L’ANSES a été saisie de la question par le ministère de l’Agriculture, à la suite d’une proposition faite l’an dernier par la Commission européenne pour assouplir les règles d’interdiction des protéines animales transformées (PAT). Tout en constatant des « progrès dans l’organisation des filières », l’agence considère que les conditions permettant une utilisation sécurisée des PAT ne sont pas, à ce jour, « totalement réunies », indique-t-elle dans un communiqué. Elle réaffirme ainsi les conclusions de son avis de 2009.
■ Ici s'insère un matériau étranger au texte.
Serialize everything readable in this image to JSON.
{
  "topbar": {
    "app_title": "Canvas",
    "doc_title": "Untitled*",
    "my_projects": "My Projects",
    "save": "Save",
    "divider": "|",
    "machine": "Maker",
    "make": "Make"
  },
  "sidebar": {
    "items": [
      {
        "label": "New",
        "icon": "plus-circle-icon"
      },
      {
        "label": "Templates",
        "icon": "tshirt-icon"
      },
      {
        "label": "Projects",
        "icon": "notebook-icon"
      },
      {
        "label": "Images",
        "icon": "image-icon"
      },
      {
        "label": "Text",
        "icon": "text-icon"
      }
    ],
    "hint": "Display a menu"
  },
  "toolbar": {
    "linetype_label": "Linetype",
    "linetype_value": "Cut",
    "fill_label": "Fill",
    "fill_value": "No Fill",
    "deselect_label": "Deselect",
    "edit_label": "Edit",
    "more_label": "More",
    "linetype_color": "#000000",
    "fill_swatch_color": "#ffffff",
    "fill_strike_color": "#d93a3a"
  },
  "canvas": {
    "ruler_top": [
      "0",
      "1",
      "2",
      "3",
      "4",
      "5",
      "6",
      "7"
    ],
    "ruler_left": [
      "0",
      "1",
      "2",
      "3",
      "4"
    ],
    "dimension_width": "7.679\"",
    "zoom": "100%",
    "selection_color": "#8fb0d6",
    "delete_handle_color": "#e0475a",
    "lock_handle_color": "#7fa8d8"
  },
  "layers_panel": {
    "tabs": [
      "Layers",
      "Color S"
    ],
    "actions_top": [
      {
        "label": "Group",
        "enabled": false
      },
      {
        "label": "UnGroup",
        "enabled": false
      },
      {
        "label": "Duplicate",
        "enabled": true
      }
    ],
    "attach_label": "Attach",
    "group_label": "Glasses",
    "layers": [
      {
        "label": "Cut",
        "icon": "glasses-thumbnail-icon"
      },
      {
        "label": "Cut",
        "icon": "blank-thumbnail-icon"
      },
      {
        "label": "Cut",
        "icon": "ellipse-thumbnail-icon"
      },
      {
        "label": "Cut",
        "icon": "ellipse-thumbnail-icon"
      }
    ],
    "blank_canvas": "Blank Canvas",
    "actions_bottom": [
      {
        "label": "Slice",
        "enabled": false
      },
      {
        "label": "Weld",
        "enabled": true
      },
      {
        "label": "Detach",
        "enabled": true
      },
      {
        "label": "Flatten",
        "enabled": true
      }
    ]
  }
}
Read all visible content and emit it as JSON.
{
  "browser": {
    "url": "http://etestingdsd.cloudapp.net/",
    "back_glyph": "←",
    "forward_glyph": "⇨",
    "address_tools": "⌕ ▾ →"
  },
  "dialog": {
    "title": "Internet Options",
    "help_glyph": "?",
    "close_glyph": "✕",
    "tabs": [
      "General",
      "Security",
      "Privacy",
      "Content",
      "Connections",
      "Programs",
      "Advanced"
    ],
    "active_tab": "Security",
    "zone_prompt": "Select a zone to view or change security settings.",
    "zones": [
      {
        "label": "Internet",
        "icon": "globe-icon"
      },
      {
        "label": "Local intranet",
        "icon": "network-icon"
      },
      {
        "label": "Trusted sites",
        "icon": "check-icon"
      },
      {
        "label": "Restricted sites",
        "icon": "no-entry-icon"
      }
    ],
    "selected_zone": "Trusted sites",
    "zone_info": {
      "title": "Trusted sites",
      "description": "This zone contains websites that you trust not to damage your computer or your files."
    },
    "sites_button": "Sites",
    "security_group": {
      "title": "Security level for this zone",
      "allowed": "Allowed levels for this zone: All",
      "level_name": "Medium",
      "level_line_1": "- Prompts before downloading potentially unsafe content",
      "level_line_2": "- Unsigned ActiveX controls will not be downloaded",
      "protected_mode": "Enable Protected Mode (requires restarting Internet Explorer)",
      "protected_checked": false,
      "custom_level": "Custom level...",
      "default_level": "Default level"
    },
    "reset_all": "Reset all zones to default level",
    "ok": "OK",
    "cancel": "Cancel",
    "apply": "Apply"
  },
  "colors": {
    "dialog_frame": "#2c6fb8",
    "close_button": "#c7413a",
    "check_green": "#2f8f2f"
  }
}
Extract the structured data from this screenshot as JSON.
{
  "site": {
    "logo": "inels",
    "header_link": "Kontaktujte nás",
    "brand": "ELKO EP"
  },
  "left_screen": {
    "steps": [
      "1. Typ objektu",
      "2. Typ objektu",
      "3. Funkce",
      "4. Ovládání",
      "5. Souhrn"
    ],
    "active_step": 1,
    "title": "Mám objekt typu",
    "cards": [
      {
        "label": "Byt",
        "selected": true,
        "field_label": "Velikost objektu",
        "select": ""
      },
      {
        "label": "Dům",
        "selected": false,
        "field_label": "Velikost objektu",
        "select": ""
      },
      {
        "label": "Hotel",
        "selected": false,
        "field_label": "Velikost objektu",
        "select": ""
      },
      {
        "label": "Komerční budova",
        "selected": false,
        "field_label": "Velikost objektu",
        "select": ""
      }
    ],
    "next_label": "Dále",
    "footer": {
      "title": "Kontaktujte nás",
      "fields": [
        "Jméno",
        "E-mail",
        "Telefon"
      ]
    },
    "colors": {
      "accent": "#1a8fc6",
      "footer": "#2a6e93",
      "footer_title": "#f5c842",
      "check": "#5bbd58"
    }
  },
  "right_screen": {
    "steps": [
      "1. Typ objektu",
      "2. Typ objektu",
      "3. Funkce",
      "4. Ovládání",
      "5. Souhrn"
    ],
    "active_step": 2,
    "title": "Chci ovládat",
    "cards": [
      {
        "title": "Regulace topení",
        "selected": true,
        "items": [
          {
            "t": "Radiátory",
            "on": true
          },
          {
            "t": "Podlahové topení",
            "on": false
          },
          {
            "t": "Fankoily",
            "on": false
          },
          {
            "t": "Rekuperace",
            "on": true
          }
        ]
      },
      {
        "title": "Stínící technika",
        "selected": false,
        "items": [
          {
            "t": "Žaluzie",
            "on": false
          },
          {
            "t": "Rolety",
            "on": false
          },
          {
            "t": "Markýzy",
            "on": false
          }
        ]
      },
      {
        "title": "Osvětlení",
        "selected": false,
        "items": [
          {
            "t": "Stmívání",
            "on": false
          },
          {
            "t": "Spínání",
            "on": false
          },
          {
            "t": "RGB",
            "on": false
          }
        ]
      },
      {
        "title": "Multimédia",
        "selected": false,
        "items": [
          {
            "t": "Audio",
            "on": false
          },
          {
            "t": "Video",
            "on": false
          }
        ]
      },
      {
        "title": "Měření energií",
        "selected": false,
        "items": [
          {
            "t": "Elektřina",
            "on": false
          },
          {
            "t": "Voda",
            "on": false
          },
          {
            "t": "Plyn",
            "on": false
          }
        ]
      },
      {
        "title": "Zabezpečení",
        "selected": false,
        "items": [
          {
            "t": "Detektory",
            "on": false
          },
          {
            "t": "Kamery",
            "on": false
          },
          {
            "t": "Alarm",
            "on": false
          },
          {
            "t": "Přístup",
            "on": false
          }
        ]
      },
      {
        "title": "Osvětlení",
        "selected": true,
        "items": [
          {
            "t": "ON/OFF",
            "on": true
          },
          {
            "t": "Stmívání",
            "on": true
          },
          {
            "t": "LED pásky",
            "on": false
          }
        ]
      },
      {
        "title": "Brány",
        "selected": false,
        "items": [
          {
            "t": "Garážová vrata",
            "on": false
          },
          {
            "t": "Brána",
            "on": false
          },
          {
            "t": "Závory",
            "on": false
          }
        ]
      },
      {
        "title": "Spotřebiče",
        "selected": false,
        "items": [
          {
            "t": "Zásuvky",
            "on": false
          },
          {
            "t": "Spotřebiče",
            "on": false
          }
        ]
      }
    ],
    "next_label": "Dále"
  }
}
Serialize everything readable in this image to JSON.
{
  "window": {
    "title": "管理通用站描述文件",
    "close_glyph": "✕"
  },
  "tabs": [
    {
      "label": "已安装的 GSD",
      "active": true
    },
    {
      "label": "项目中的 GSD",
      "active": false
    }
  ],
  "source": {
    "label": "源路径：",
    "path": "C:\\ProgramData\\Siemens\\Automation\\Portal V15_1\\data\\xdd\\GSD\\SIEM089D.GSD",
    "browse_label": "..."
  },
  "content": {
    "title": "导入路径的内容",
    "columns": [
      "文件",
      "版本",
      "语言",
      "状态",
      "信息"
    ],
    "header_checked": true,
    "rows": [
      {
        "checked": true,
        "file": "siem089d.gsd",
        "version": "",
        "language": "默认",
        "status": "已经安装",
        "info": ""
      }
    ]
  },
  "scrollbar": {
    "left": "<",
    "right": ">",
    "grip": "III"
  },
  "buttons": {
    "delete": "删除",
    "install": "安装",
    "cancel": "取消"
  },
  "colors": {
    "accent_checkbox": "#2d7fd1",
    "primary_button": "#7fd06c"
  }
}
Dans le cadre de sa nouvelle expertise, l’Agence s’est attachée à actualiser l’ensemble des données disponibles relatives au risque sanitaire lié à l’introduction des PAT dans l’alimentation de certains animaux de rente. Mais faute de disposer d’un test fiable de détection de l’espèce d’origine des protéines transformées, l’agence reste prudente. Les PAT, souligne-t-elle, « sont issues de sous-produits animaux radicalement différents de ceux qui constituaient les farines animales », soupçonnées d’avoir contribué à la propagation de l’encéphalopathie spongiforme bovine. Ces dernières sont interdites dans l’Union européenne depuis 1994 pour les animaux destinés à l’alimentation. Bruxelles a proposé, en juillet 2010, de lever l’interdiction du recours aux protéines animales pour l’alimentation des non ruminants comme les porcs, les volailles ou le poisson.